Essentially, `audience` and `context` are converse properties. In many cases, the "group" is the `audience` and the "thread" is the `context`. This is emergent behavior in NodeBB/Discourse.
Anyway, I think we agree on more than we disagree on. We both think `context` should be for general groupings.
We both think the thread identifier should be a dereferenceable collection, and that the original post creator should emit `Add` activities to show that it's been updated.

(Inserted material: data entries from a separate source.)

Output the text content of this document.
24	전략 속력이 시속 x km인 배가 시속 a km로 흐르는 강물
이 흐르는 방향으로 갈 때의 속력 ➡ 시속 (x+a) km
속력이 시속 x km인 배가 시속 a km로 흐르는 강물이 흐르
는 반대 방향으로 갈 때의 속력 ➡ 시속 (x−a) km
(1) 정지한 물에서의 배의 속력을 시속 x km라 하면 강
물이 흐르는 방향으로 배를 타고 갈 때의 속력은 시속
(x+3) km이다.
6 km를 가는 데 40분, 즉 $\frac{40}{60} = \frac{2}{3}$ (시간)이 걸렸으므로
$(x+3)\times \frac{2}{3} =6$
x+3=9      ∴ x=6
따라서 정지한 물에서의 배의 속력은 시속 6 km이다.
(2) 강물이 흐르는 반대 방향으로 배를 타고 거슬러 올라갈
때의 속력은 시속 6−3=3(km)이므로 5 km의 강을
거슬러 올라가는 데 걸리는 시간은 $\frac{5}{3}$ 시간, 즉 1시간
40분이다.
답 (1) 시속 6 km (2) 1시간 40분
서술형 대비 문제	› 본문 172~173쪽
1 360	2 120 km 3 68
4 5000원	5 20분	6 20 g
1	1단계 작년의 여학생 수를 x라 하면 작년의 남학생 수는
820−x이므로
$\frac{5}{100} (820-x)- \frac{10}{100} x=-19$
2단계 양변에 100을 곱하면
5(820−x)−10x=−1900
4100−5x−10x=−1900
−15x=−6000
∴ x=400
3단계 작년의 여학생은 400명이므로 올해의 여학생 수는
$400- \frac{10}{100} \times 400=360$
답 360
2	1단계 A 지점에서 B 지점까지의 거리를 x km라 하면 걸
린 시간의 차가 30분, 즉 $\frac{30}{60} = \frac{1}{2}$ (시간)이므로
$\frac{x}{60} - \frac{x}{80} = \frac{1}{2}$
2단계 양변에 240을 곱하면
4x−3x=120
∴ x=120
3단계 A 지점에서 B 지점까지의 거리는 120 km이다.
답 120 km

@evan@erincandescent@julian@mikedev@silverpill If we disagree, we disagree; but my understanding developed over the past several years of thinking about this is that generic data can be presented in multiple specific ways. The UI may change, but the semantics stay the same. There are already apps that will show you your timeline as a chat messenger UI, or your conversation as a flat chronological list instead of chopped-off reply tree branches. Are they wrong?
@trwnh@erincandescent@julian@mikedev@silverpill I think the reply tree is essential and should have its own property so it's easy to find and use, rather than having to guess if what's in the `context` collection is a reply tree. You don't; that's too bad.